А ничего не было. Ничего такого этакого. Встретились, высказались – и разъехались. Через год, правда, снова встретились – в Кемерово, – но и там было то же: каждый остался при своем. Новое филологическое направление так и не сложилось, а если что-то и проявилось (какая-то филологическая общность), то вскоре она стала распадаться, знаменательно совпав с распадом империи. Такое, видать, было тогда расположение звезд.
Донецкая и сибирская параболы разошлись, сблизившись лишь в двух-трех точках («целостность», «бахтин»…) При этом донецкая инициативная группа расщеплялась в обратной последовательности ее образования, что, наверное, закономерно: сначала отошел Рогожкин, который вскоре и вовсе ушел из филологии, затем – борец за чистоту методологии Панич, потом – культуртрегер Красиков… Наконец неотвратимо наступил момент, когда разошлись и мы с тобой. И вот сейчас, десять лет спустя (или сколько?..), когда мы, кажется, снова вместе и поезд снова несет нас в Москву («В Москву! В Москву!»), мне думается, что самое время эти моменты осмыслить.
Сейчас мне представляется, что наши с тобой расхождения были не принципиальны, что мы просто не потрудились услышать друг друга. Скажем, твое предложение объединиться под знаменем «исторической эстетики». Меня оно не вдохновляло.

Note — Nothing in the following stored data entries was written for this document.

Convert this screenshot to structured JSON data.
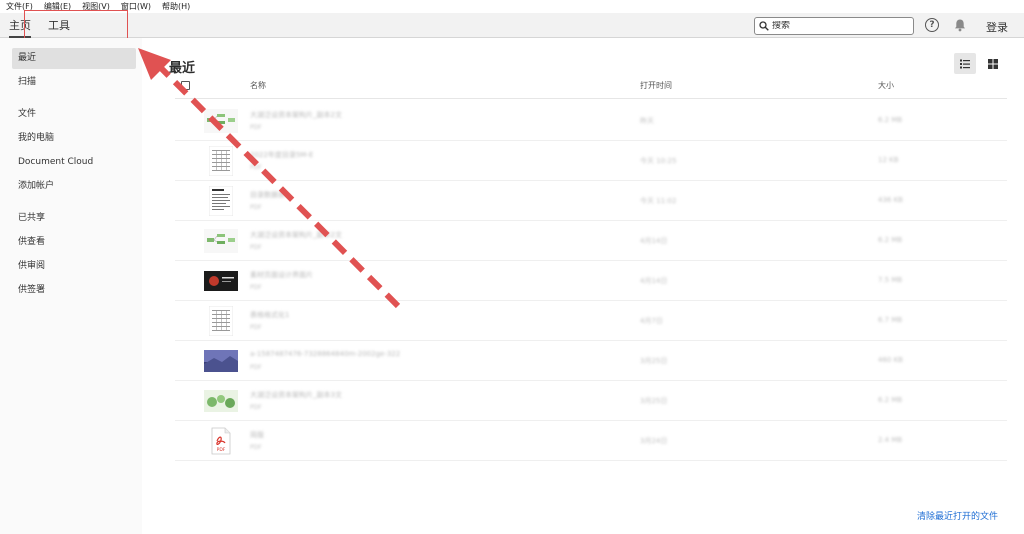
{
  "menubar": [
    "文件(F)",
    "编辑(E)",
    "视图(V)",
    "窗口(W)",
    "帮助(H)"
  ],
  "tabs": {
    "home": "主页",
    "tools": "工具"
  },
  "search": {
    "placeholder": "搜索"
  },
  "help_label": "?",
  "login_label": "登录",
  "sidebar": {
    "items": [
      "最近",
      "扫描",
      "文件",
      "我的电脑",
      "Document Cloud",
      "添加帐户",
      "已共享",
      "供查看",
      "供审阅",
      "供签署"
    ],
    "active_index": 0
  },
  "main": {
    "title": "最近",
    "columns": {
      "name": "名称",
      "time": "打开时间",
      "size": "大小"
    },
    "files": [
      {
        "name": "大湖泛设资本架构片_副本2文",
        "type": "PDF",
        "time": "昨天",
        "size": "6.2 MB",
        "thumb": "green-diagram"
      },
      {
        "name": "2022年度目录5M-E",
        "type": "PDF",
        "time": "今天 10:25",
        "size": "12 KB",
        "thumb": "table-doc"
      },
      {
        "name": "目录数据表",
        "type": "PDF",
        "time": "今天 11:02",
        "size": "436 KB",
        "thumb": "text-doc"
      },
      {
        "name": "大湖泛设资本架构片_副本2文",
        "type": "PDF",
        "time": "4月14日",
        "size": "6.2 MB",
        "thumb": "green-diagram"
      },
      {
        "name": "素材页面设计界面片",
        "type": "PDF",
        "time": "4月14日",
        "size": "7.5 MB",
        "thumb": "dark-slide"
      },
      {
        "name": "表格格式化1",
        "type": "PDF",
        "time": "4月7日",
        "size": "6.7 MB",
        "thumb": "table-doc"
      },
      {
        "name": "a-1587487476-7328864840m-2002ge-322",
        "type": "PDF",
        "time": "3月25日",
        "size": "460 KB",
        "thumb": "landscape"
      },
      {
        "name": "大湖泛设资本架构片_副本3文",
        "type": "PDF",
        "time": "3月25日",
        "size": "6.2 MB",
        "thumb": "green-photo"
      },
      {
        "name": "简版",
        "type": "PDF",
        "time": "3月24日",
        "size": "2.4 MB",
        "thumb": "pdf-icon"
      }
    ]
  },
  "clear_recent_label": "清除最近打开的文件",
  "pdf_icon_text": "PDF",
  "colors": {
    "accent": "#1f6ed4",
    "annotation": "#e05252",
    "active_nav": "#e0e0e0"
  }
}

Само по себе это направление (в котором двинулся В.И.Тюпа) виделось мне перспективным, но не для нас. Исторической эстетикой, считал я, должны заниматься там, где основательно поработали над исторической поэтикой, а в Донецке, где нет ни традиции историко-поэтологических исследований, ни возможностей эту традицию привить, это означало бы заниматься не своим делом. Это, считал я, все равно что изучать литературу Древней Греции, не зная древнегреческого языка. Мне казалось, что нас объединяет (тебя, меня, Красикова) то, что можно определить как «инонаучное мышление». Тогда я называл этот аспект исследований «диалогической поэтикой», в противоположность «теоретической» («метафизической») и «исторической» («диалектической»), и рассматривал его как необходимую составляющую «целостного мировоззрения», которое – вслед за отцом Павлом Флоренским – полагал своей жизненной и творческой задачей.
Словом, мы пошли в разные стороны. Почему же мы встретились? Это прелюбопытнейший вопрос, который мог бы прояснить свойства семантического пространства, в котором мы движемся.
Двигаясь вглубь истории и вглубь эстетики (изучая, между прочим, древнегреческий), ты пришел, собственно, к тем же проблемам, о которых я говорил с самого начала (к «инонаучности» и т.п.). А я, наоборот, сознавая относительность теоретического и гипотетичность исторического знания, двинулся в историю, в эстетику, наконец, в поэтику и, словно в насмешку над собой, занялся жестким структурированием.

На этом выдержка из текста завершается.